The Grover's operator $G$ in Quantum Computing, has the following effect $$ G|\Phi\rangle=(4\sin^2\Delta -1)|\Phi\rangle-2\sin\Delta|z\rangle $$
where $|\Phi\rangle=\frac{1}{\sqrt{2^n}}(|x_1\rangle+|x_2\rangle+\cdots+|x_i\rangle+|z\rangle+|x_j\rangle+\cdots+|x_N\rangle)$ and $|x_k\rangle$ and $|z\rangle$ are orthonormal basis states, $\Delta\neq 0$ is the angle between $|\Phi\rangle$ and the vector orthogonal to $|z\rangle$.

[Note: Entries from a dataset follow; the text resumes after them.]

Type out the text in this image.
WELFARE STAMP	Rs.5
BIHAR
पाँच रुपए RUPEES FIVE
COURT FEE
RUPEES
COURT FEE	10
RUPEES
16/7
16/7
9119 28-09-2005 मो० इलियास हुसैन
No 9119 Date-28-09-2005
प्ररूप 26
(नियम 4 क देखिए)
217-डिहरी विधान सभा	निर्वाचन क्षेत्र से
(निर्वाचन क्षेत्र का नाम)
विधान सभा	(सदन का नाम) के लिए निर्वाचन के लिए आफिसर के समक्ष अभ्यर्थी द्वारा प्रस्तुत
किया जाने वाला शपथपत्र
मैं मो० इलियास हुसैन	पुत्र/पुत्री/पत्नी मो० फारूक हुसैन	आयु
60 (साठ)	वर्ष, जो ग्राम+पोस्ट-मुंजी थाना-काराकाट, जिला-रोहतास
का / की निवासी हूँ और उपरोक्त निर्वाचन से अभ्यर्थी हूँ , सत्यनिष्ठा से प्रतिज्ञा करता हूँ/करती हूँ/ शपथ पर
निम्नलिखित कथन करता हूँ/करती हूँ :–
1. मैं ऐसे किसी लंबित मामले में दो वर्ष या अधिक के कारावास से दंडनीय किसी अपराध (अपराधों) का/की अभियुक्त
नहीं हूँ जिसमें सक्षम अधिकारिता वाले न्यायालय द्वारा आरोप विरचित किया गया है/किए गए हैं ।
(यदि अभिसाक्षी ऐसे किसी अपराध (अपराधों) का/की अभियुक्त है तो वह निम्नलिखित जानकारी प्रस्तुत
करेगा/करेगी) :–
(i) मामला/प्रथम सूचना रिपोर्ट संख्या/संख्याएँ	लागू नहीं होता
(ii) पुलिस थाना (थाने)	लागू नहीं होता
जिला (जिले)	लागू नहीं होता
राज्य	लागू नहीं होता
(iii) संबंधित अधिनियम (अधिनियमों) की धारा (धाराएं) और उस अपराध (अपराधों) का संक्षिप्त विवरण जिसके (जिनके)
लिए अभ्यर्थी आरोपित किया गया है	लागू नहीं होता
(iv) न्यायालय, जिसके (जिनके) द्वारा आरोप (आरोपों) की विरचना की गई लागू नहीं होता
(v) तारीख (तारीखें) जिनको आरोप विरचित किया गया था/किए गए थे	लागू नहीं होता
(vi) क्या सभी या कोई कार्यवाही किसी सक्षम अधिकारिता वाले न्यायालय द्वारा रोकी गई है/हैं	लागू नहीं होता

The problem is to find the probability of measuring $|z\rangle$ after the Grover iteration $G$, ie., $P_G=|\langle z|G|\Phi\rangle|^2$ and show that it is greater than $P=|\langle z|\Phi\rangle|^2=\dfrac{1}{2^n}$.
We need to prove $|\langle z|G|\Phi\rangle|^2>|\langle z|\Phi\rangle|^2=\dfrac{1}{2^n}$ $$ \langle z|G|\Phi\rangle=(4\sin^2\Delta -1)\langle z|\Phi\rangle-2\sin\Delta\langle z|z\rangle=(4\sin^2\Delta -1)\frac{1}{\sqrt{2^n}}-2\sin\Delta\\ \\ |\langle z|G|\Phi\rangle|^2=\frac{1}{2^n}\bigg[16\sin^4\Delta+1-8\sin^2\Delta\bigg]+4\sin^2\Delta-4\sin\Delta\Big(\frac{4\sin^2\Delta}{\sqrt{2^n}}-1\Big)\\ \\ =\frac{1}{2^n}+\frac{16\sin^4\Delta}{2^n}+\sin^2\Delta\Big(4-\frac{8}{2^n}\Big)+\sin\Delta\Big(4-\frac{16}{\sqrt{2^n}}\sin^2\Delta\Big) $$
We have $\dfrac{16\sin^4\Delta}{2^n}> 0$
If I take $n$ to be very large then $4-\dfrac{8}{2^n}>0$ and therefore the term $\sin^2\Delta\Big(4-\frac{8}{2^n}\Big)> 0$
How do I show that the sum of the last 3 terms is positive ?
Reference : Exercise 52, Page 45, Grover’s Search Algorithm